Having recorded modest gains in the previous session, the GBP/USD pair met with a fresh supply on the last day of the week and was pressured by a combination of factors. Investors trimmed their bets for an imminent interest rate hike by the Bank of England in December after the UK announced fresh COVID-19 restrictions in the UK. This, along with persistent Brexit-related uncertainties and mostly disappointing UK macro data, acted as a headwind for the British pound.
The UK Office for National Statistics reported that the domestic growth slowed notably and rose only 0.1% in October, well below consensus estimates for a rise of 0.4% and 0.6% in the previous month. Adding to this, the total industrial output dropped 0.6% in October as against consensus estimates for a modest 0.1% increase. This, to a larger extent, overshadowed better-than-anticipated UK Trade balance data and did little to lend any support to the GBP/USD pair.

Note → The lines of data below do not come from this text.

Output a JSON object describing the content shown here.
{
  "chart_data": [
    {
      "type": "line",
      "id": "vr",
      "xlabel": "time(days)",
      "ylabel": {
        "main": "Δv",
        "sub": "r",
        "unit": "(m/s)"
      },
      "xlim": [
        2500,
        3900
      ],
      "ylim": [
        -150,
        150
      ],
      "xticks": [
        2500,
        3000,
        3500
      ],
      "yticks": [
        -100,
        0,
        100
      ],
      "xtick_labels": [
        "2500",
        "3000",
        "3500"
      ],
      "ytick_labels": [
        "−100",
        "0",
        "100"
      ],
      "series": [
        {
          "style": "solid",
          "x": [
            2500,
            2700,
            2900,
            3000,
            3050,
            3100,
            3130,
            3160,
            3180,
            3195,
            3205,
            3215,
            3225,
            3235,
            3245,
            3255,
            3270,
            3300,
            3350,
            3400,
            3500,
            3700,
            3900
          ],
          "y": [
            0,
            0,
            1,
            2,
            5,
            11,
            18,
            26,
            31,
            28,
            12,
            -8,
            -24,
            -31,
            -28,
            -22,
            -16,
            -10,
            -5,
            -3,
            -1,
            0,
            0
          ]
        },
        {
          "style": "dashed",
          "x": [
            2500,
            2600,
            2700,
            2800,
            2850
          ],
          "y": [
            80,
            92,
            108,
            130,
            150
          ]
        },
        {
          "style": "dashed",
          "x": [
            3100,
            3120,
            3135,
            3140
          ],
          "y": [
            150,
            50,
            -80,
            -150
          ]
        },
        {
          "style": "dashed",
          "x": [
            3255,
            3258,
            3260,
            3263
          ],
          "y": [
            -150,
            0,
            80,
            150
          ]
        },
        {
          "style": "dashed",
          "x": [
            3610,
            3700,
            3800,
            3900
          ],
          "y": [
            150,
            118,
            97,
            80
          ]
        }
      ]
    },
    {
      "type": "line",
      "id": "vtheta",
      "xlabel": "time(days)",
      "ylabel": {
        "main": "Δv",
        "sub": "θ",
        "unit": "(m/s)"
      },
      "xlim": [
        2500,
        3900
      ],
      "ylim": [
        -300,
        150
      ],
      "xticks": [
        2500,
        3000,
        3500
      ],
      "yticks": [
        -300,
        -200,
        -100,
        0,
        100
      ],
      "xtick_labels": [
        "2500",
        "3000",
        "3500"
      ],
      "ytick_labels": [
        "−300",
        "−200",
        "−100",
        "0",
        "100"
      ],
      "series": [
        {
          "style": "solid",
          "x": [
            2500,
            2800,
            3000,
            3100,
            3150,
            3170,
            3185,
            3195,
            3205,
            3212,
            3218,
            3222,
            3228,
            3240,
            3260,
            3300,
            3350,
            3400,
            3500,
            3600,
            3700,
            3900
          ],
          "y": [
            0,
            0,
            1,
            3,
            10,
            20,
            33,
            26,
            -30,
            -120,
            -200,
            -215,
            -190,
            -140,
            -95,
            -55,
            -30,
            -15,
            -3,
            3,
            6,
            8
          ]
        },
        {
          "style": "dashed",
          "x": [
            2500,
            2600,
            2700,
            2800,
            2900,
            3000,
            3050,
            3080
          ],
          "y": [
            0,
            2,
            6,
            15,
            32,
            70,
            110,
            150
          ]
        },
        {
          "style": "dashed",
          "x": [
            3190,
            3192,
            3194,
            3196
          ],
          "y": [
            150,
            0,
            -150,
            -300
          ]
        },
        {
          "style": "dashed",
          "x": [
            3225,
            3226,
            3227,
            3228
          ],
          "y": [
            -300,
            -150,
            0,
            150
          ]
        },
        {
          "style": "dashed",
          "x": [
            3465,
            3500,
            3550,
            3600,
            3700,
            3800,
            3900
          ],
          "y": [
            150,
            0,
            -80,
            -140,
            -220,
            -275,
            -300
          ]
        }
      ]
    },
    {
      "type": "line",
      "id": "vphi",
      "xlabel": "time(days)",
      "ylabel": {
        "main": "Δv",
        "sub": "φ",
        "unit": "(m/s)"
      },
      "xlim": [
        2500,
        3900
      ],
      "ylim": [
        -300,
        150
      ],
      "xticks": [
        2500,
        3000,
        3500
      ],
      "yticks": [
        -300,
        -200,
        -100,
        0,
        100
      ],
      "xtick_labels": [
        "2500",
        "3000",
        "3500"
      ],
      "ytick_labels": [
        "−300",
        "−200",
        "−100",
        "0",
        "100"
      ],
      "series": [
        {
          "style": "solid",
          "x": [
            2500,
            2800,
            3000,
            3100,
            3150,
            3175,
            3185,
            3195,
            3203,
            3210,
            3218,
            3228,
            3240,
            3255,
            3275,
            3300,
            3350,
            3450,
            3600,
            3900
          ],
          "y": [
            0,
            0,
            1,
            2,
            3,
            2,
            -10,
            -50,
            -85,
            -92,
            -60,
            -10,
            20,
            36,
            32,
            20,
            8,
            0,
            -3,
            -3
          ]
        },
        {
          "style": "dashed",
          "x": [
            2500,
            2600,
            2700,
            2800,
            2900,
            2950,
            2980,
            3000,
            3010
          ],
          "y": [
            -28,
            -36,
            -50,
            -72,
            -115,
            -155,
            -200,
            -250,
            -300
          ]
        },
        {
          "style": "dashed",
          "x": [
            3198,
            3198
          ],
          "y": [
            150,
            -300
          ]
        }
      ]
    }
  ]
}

On the other hand, a fresh leg up in the US Treasury bond yields provided a modest lift to the US dollar, which remained well supported by expectations for a faster policy tightening by the Fed. This was seen as another factor that exerted some downward pressure on the GBP/USD pair. The downside, however, remains cushioned, at least for the time being, as investors preferred to wait for a fresh catalyst from the latest US consumer inflation figures.
Given that the markets have been pricing in the possibility for an eventual Fed liftoff in May 2022, the US CPI report will be looked upon for fresh clues about the Fed's strategy on interest rates. This will play a key role in influencing the USD price dynamics heading into the FOMC monetary policy meeting on December 14-15 and provide a fresh directional impetus to the GBP/USD pair.